Oil futures briefly touched $100 a barrel Tuesday before quickly backing off, as traders remain hesitant to lay big positions without a deal on the U.S. debt ceiling.
Light, sweet crude for September delivery settled up 39 cents, or 0.4%, to $99.59 a barrel on the New York Mercantile Exchange. Brent crude on the ICE futures exchange settled up 34 cents, or 0.3% to $118.28 a barrel.
Nymex crude futures briefly shot as high as $100.62 a barrel, their highest since June 15, before quickly pulling back to settle slightly higher on the day. The intraday rally was spurred by a weaker dollar, which fell as lawmakers remained deadlocked over a deal to raise the U.S. debt limit.

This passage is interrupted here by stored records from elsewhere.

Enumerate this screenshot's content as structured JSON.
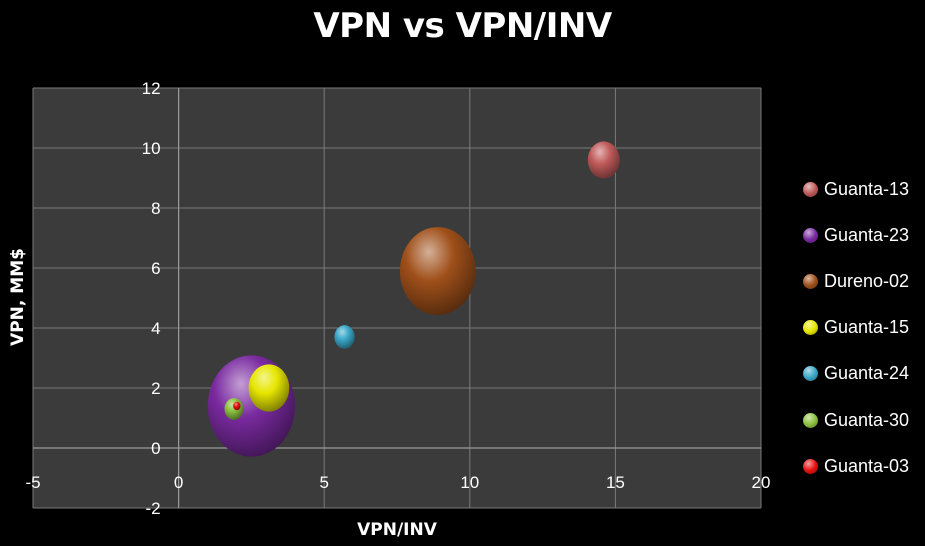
{
  "chart_data": {
    "type": "bubble",
    "title": "VPN vs VPN/INV",
    "xlabel": "VPN/INV",
    "ylabel": "VPN, MM$",
    "xlim": [
      -5,
      20
    ],
    "ylim": [
      -2,
      12
    ],
    "xticks": [
      -5,
      0,
      5,
      10,
      15,
      20
    ],
    "yticks": [
      -2,
      0,
      2,
      4,
      6,
      8,
      10,
      12
    ],
    "grid": true,
    "legend_position": "right",
    "series": [
      {
        "name": "Guanta-13",
        "x": 14.6,
        "y": 9.6,
        "size": 1.1,
        "color": "#c05a5a"
      },
      {
        "name": "Guanta-23",
        "x": 2.5,
        "y": 1.4,
        "size": 3.0,
        "color": "#7a2aa0"
      },
      {
        "name": "Dureno-02",
        "x": 8.9,
        "y": 5.9,
        "size": 2.6,
        "color": "#a0501a"
      },
      {
        "name": "Guanta-15",
        "x": 3.1,
        "y": 2.0,
        "size": 1.4,
        "color": "#e6e600"
      },
      {
        "name": "Guanta-24",
        "x": 5.7,
        "y": 3.7,
        "size": 0.7,
        "color": "#3aa8c8"
      },
      {
        "name": "Guanta-30",
        "x": 1.9,
        "y": 1.3,
        "size": 0.65,
        "color": "#8cc040"
      },
      {
        "name": "Guanta-03",
        "x": 2.0,
        "y": 1.4,
        "size": 0.25,
        "color": "#e81010"
      }
    ]
  }
}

Oil traders are wary of making major trades without a deal. Any failure to reach an agreement before Aug. 2, when the Treasury Department says the government will run out of cash, is likely to trigger a sell-off of risky assets like commodities, analysts have said. News of an agreement, however, could prompt a rally back above $100 a barrel.
In the mean time, trading volumes have remained thin and many market participants have remained on the sidelines.

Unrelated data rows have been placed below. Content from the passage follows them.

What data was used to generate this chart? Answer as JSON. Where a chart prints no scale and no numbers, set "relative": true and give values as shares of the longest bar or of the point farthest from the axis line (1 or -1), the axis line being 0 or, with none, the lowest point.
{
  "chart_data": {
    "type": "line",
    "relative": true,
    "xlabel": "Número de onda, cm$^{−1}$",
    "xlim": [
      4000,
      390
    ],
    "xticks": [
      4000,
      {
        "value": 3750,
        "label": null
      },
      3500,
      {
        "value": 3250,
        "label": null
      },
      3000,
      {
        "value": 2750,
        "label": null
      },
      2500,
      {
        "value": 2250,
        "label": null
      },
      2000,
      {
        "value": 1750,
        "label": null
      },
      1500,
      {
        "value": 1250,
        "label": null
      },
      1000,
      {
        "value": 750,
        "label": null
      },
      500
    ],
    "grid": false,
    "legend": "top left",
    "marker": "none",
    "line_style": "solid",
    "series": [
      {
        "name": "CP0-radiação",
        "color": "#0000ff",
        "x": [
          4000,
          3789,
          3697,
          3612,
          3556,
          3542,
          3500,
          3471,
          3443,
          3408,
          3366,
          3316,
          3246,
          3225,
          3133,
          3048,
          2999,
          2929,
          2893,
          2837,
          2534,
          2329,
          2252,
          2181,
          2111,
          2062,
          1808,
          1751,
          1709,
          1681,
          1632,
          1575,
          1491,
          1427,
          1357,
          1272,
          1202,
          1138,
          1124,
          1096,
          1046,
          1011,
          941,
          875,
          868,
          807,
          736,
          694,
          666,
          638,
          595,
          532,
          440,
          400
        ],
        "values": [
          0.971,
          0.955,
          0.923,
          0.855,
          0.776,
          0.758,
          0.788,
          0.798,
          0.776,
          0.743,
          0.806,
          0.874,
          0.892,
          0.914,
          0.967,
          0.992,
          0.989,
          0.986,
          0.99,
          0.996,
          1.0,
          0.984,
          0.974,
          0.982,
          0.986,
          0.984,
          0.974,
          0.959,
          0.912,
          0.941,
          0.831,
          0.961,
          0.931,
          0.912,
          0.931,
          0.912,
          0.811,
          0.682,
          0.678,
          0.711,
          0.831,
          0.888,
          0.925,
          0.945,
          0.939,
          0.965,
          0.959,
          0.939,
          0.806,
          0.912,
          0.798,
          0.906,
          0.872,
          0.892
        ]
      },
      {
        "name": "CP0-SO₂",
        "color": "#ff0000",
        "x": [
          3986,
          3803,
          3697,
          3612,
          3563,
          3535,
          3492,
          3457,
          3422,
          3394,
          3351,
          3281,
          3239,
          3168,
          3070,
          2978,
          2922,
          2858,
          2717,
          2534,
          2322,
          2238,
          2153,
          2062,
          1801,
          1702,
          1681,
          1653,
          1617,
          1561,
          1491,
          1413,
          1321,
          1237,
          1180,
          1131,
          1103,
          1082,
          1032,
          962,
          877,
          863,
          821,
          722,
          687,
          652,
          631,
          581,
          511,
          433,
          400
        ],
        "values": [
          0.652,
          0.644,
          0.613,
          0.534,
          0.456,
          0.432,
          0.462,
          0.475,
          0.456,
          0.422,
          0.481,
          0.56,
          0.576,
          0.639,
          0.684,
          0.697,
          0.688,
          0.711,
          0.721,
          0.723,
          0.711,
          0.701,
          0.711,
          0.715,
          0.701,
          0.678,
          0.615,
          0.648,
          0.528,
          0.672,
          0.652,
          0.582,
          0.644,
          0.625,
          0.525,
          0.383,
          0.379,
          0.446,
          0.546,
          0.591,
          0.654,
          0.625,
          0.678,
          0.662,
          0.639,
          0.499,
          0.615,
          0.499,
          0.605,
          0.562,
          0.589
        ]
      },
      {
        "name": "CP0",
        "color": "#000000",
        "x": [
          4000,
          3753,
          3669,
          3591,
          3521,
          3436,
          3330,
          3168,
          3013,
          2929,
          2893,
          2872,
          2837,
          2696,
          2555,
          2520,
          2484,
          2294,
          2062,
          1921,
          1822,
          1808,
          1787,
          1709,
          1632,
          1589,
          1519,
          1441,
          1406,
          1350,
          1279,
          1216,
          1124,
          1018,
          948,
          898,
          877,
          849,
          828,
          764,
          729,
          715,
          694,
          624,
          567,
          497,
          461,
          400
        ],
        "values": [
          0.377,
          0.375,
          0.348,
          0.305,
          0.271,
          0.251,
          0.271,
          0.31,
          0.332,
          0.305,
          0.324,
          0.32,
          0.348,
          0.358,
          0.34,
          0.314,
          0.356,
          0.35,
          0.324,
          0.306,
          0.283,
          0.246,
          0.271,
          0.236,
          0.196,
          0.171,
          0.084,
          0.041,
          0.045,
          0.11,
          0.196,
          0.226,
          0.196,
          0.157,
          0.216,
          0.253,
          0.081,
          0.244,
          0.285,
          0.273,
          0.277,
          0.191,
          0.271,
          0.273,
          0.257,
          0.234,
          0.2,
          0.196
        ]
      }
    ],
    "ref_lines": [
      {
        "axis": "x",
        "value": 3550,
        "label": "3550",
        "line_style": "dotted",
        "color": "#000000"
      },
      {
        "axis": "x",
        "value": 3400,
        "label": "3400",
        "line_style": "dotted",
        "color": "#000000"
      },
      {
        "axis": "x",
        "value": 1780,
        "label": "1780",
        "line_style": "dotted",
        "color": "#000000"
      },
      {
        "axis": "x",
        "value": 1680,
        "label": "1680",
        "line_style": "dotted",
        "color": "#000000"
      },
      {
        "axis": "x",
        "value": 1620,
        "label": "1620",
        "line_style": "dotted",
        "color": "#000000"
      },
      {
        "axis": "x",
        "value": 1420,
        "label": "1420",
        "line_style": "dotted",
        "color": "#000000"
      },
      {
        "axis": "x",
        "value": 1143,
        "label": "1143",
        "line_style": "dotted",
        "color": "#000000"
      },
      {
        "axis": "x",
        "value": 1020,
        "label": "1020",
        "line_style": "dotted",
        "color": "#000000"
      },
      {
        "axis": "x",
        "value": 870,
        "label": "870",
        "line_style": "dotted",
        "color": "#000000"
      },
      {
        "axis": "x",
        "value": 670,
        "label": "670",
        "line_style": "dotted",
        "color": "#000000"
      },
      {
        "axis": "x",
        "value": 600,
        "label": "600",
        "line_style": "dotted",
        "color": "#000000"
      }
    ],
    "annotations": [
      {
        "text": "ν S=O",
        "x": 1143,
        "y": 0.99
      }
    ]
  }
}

"We're waiting on the debt deal," said Carl Larry, director of energy derivatives and research at Blue Ocean Brokerage in New York. "That'll be the first hump we need to get over to see trading volumes pick up again."

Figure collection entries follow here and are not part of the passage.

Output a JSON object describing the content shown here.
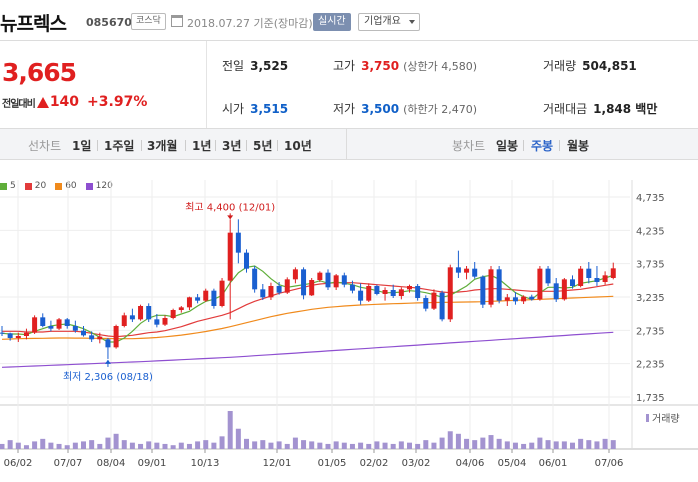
{
  "header": {
    "stock_name": "뉴프렉스",
    "stock_code": "085670",
    "market": "코스닥",
    "date_text": "2018.07.27  기준(장마감)",
    "realtime_button": "실시간",
    "info_select": "기업개요"
  },
  "quote": {
    "price": "3,665",
    "change_label": "전일대비",
    "change": "140",
    "change_pct": "+3.97%",
    "prev_close_label": "전일",
    "prev_close": "3,525",
    "open_label": "시가",
    "open": "3,515",
    "high_label": "고가",
    "high": "3,750",
    "upper_limit": "(상한가 4,580)",
    "low_label": "저가",
    "low": "3,500",
    "lower_limit": "(하한가 2,470)",
    "volume_label": "거래량",
    "volume": "504,851",
    "amount_label": "거래대금",
    "amount": "1,848 백만"
  },
  "toolbar": {
    "line_chart_label": "선차트",
    "periods": [
      "1일",
      "1주일",
      "3개월",
      "1년",
      "3년",
      "5년",
      "10년"
    ],
    "candle_label": "봉차트",
    "candle_options": [
      "일봉",
      "주봉",
      "월봉"
    ],
    "active_candle": "주봉"
  },
  "legend": [
    {
      "label": "5",
      "color": "#5fae3a"
    },
    {
      "label": "20",
      "color": "#e23b3b"
    },
    {
      "label": "60",
      "color": "#f08a1c"
    },
    {
      "label": "120",
      "color": "#8e4fd0"
    }
  ],
  "chart_data": {
    "type": "candlestick",
    "y_ticks": [
      "4,735",
      "4,235",
      "3,735",
      "3,235",
      "2,735",
      "2,235",
      "1,735"
    ],
    "ylim": [
      1735,
      4735
    ],
    "x_labels": [
      "06/02",
      "07/07",
      "08/04",
      "09/01",
      "10/13",
      "12/01",
      "01/05",
      "02/02",
      "03/02",
      "04/06",
      "05/04",
      "06/01",
      "07/06"
    ],
    "annotations": {
      "high": {
        "text": "최고 4,400 (12/01)",
        "value": 4400,
        "week": 28
      },
      "low": {
        "text": "최저 2,306 (08/18)",
        "value": 2306,
        "week": 13
      }
    },
    "candles": [
      [
        2700,
        2800,
        2650,
        2690
      ],
      [
        2690,
        2700,
        2580,
        2620
      ],
      [
        2620,
        2700,
        2560,
        2650
      ],
      [
        2650,
        2760,
        2600,
        2700
      ],
      [
        2700,
        2960,
        2680,
        2930
      ],
      [
        2930,
        2990,
        2780,
        2800
      ],
      [
        2800,
        2880,
        2720,
        2760
      ],
      [
        2760,
        2920,
        2740,
        2900
      ],
      [
        2900,
        2920,
        2760,
        2800
      ],
      [
        2800,
        2880,
        2700,
        2730
      ],
      [
        2730,
        2800,
        2640,
        2660
      ],
      [
        2660,
        2720,
        2560,
        2600
      ],
      [
        2600,
        2700,
        2540,
        2640
      ],
      [
        2600,
        2620,
        2306,
        2480
      ],
      [
        2480,
        2820,
        2460,
        2800
      ],
      [
        2800,
        3000,
        2780,
        2960
      ],
      [
        2960,
        3060,
        2860,
        2900
      ],
      [
        2900,
        3120,
        2880,
        3100
      ],
      [
        3100,
        3140,
        2860,
        2900
      ],
      [
        2900,
        2980,
        2780,
        2820
      ],
      [
        2820,
        2960,
        2800,
        2920
      ],
      [
        2920,
        3060,
        2900,
        3040
      ],
      [
        3040,
        3100,
        3000,
        3080
      ],
      [
        3080,
        3240,
        3040,
        3230
      ],
      [
        3230,
        3280,
        3140,
        3180
      ],
      [
        3180,
        3360,
        3160,
        3330
      ],
      [
        3330,
        3360,
        3060,
        3100
      ],
      [
        3100,
        3520,
        3080,
        3480
      ],
      [
        3480,
        4400,
        2900,
        4200
      ],
      [
        4200,
        4400,
        3740,
        3900
      ],
      [
        3900,
        3950,
        3600,
        3660
      ],
      [
        3660,
        3700,
        3300,
        3350
      ],
      [
        3350,
        3430,
        3190,
        3230
      ],
      [
        3230,
        3450,
        3190,
        3400
      ],
      [
        3400,
        3460,
        3270,
        3300
      ],
      [
        3300,
        3530,
        3280,
        3500
      ],
      [
        3500,
        3680,
        3440,
        3650
      ],
      [
        3650,
        3680,
        3200,
        3260
      ],
      [
        3260,
        3520,
        3250,
        3490
      ],
      [
        3490,
        3620,
        3460,
        3600
      ],
      [
        3600,
        3650,
        3340,
        3380
      ],
      [
        3380,
        3580,
        3340,
        3560
      ],
      [
        3560,
        3600,
        3380,
        3420
      ],
      [
        3420,
        3480,
        3290,
        3330
      ],
      [
        3330,
        3440,
        3120,
        3180
      ],
      [
        3180,
        3440,
        3160,
        3400
      ],
      [
        3400,
        3420,
        3260,
        3280
      ],
      [
        3280,
        3380,
        3180,
        3340
      ],
      [
        3340,
        3420,
        3220,
        3250
      ],
      [
        3250,
        3380,
        3200,
        3350
      ],
      [
        3350,
        3420,
        3300,
        3400
      ],
      [
        3400,
        3430,
        3180,
        3220
      ],
      [
        3220,
        3260,
        3020,
        3060
      ],
      [
        3060,
        3350,
        3040,
        3300
      ],
      [
        3300,
        3330,
        2870,
        2900
      ],
      [
        2900,
        3720,
        2860,
        3680
      ],
      [
        3680,
        3930,
        3520,
        3600
      ],
      [
        3600,
        3700,
        3500,
        3660
      ],
      [
        3660,
        3760,
        3510,
        3540
      ],
      [
        3540,
        3560,
        3070,
        3120
      ],
      [
        3120,
        3700,
        3080,
        3650
      ],
      [
        3650,
        3700,
        3140,
        3180
      ],
      [
        3180,
        3280,
        3100,
        3230
      ],
      [
        3230,
        3310,
        3120,
        3170
      ],
      [
        3170,
        3260,
        3130,
        3240
      ],
      [
        3240,
        3270,
        3180,
        3200
      ],
      [
        3200,
        3700,
        3180,
        3660
      ],
      [
        3660,
        3700,
        3400,
        3440
      ],
      [
        3440,
        3520,
        3160,
        3200
      ],
      [
        3200,
        3520,
        3180,
        3500
      ],
      [
        3500,
        3560,
        3360,
        3400
      ],
      [
        3400,
        3700,
        3380,
        3660
      ],
      [
        3660,
        3760,
        3440,
        3520
      ],
      [
        3520,
        3700,
        3400,
        3460
      ],
      [
        3460,
        3620,
        3420,
        3560
      ],
      [
        3520,
        3750,
        3500,
        3665
      ]
    ],
    "ma5": [
      2690,
      2680,
      2680,
      2670,
      2720,
      2760,
      2800,
      2820,
      2830,
      2800,
      2760,
      2700,
      2630,
      2560,
      2560,
      2620,
      2720,
      2840,
      2920,
      2960,
      2960,
      2940,
      2980,
      3020,
      3100,
      3170,
      3200,
      3260,
      3450,
      3600,
      3680,
      3700,
      3620,
      3510,
      3420,
      3380,
      3400,
      3420,
      3440,
      3480,
      3440,
      3460,
      3440,
      3420,
      3380,
      3360,
      3330,
      3300,
      3300,
      3310,
      3330,
      3320,
      3300,
      3270,
      3230,
      3260,
      3330,
      3400,
      3500,
      3540,
      3560,
      3500,
      3400,
      3300,
      3240,
      3200,
      3300,
      3380,
      3380,
      3370,
      3380,
      3440,
      3460,
      3480,
      3520,
      3560
    ],
    "ma20": [
      2720,
      2720,
      2720,
      2710,
      2710,
      2710,
      2720,
      2720,
      2720,
      2720,
      2710,
      2690,
      2670,
      2650,
      2640,
      2650,
      2660,
      2680,
      2700,
      2710,
      2730,
      2760,
      2790,
      2830,
      2870,
      2900,
      2930,
      2960,
      3000,
      3060,
      3120,
      3170,
      3210,
      3250,
      3290,
      3320,
      3350,
      3380,
      3410,
      3430,
      3440,
      3450,
      3450,
      3450,
      3440,
      3430,
      3420,
      3410,
      3400,
      3390,
      3380,
      3370,
      3350,
      3330,
      3310,
      3300,
      3310,
      3320,
      3340,
      3350,
      3360,
      3360,
      3350,
      3340,
      3330,
      3320,
      3320,
      3320,
      3320,
      3330,
      3340,
      3350,
      3370,
      3390,
      3410,
      3430
    ],
    "ma60": [
      2600,
      2605,
      2610,
      2612,
      2614,
      2616,
      2618,
      2620,
      2620,
      2619,
      2618,
      2616,
      2614,
      2612,
      2610,
      2609,
      2610,
      2614,
      2620,
      2628,
      2638,
      2650,
      2664,
      2680,
      2698,
      2718,
      2740,
      2762,
      2790,
      2820,
      2850,
      2880,
      2910,
      2940,
      2965,
      2990,
      3010,
      3030,
      3050,
      3065,
      3080,
      3090,
      3100,
      3108,
      3115,
      3120,
      3125,
      3130,
      3134,
      3138,
      3142,
      3146,
      3150,
      3152,
      3154,
      3156,
      3158,
      3160,
      3162,
      3165,
      3170,
      3175,
      3180,
      3185,
      3190,
      3195,
      3200,
      3205,
      3210,
      3215,
      3220,
      3225,
      3230,
      3235,
      3240,
      3245
    ],
    "ma120": [
      2180,
      2185,
      2190,
      2195,
      2200,
      2205,
      2210,
      2215,
      2220,
      2225,
      2230,
      2235,
      2240,
      2245,
      2250,
      2255,
      2260,
      2265,
      2270,
      2276,
      2282,
      2288,
      2294,
      2300,
      2306,
      2312,
      2318,
      2324,
      2330,
      2338,
      2346,
      2354,
      2362,
      2370,
      2378,
      2386,
      2394,
      2402,
      2410,
      2418,
      2426,
      2434,
      2442,
      2450,
      2458,
      2466,
      2474,
      2482,
      2490,
      2498,
      2506,
      2514,
      2522,
      2530,
      2538,
      2546,
      2554,
      2562,
      2570,
      2578,
      2586,
      2594,
      2602,
      2610,
      2618,
      2626,
      2634,
      2642,
      2650,
      2658,
      2666,
      2674,
      2682,
      2690,
      2698,
      2706
    ],
    "volume": [
      4,
      7,
      5,
      3,
      6,
      8,
      5,
      4,
      3,
      5,
      6,
      7,
      4,
      9,
      12,
      7,
      5,
      4,
      6,
      5,
      4,
      3,
      5,
      4,
      6,
      7,
      5,
      10,
      30,
      16,
      8,
      6,
      7,
      5,
      6,
      4,
      9,
      7,
      6,
      5,
      4,
      6,
      5,
      4,
      5,
      4,
      6,
      5,
      4,
      6,
      5,
      4,
      7,
      5,
      9,
      14,
      12,
      8,
      7,
      9,
      11,
      8,
      6,
      5,
      4,
      5,
      9,
      7,
      6,
      6,
      5,
      8,
      7,
      6,
      8,
      7
    ],
    "volume_label": "거래량"
  }
}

President Barack Obama warned on Monday that failure to raise the debt ceiling in time risks sparking "a deep economic crisis." The three main ratings agencies have said they would cut the U.S.'s triple-A credit rating if the U.S. defaults. Standard & Poor's has said it could do so even before Aug. 2.
A downgrade could raise the cost of borrowing for businesses and households and could derail the already-fragile economic recovery in the world's largest oil consumer.
Still, the long-term impact of a default on crude prices remains unclear. Analysts have said that a default is likely to erode the U.S. dollar, which typically buoys oil prices by making the commodity more expensive for holders of other currencies. But the impact of a weaker greenback could easily be outweighed if a default meaningfully damages the economic recovery and chips away at oil demand.
"Any firm headline of a U.S. debt extension, we should expect to see an attack of the $100 a barrel," said Olivier Jakob, head of the Swiss consultancy PetroMatrix, in a research report.
Market participants could take trading cues later Tuesday from the American Petroleum Institute's survey of U.S. inventory levels, due at 4:30 p.m. EDT. The Department of Energy is due to release its more closely watched report Wednesday at 10:30 a.m. EDT.
Analysts expect oil stockpiles last week fell 1.4 million barrels, according to a survey by Dow Jones Newswires. Gasoline stocks are seen rising 400,000 barrels, while inventories of distillates, including heating oil and diesel, are expected to climb 1.7 million barrels.
Front-month August reformulated gasoline blendstock, or RBOB, settled up 2.72 cents, or 0.9%, to $3.1536 a gallon. August heating oil settled up 0.56 cent, or 0.2%, to $3.1134 a gallon.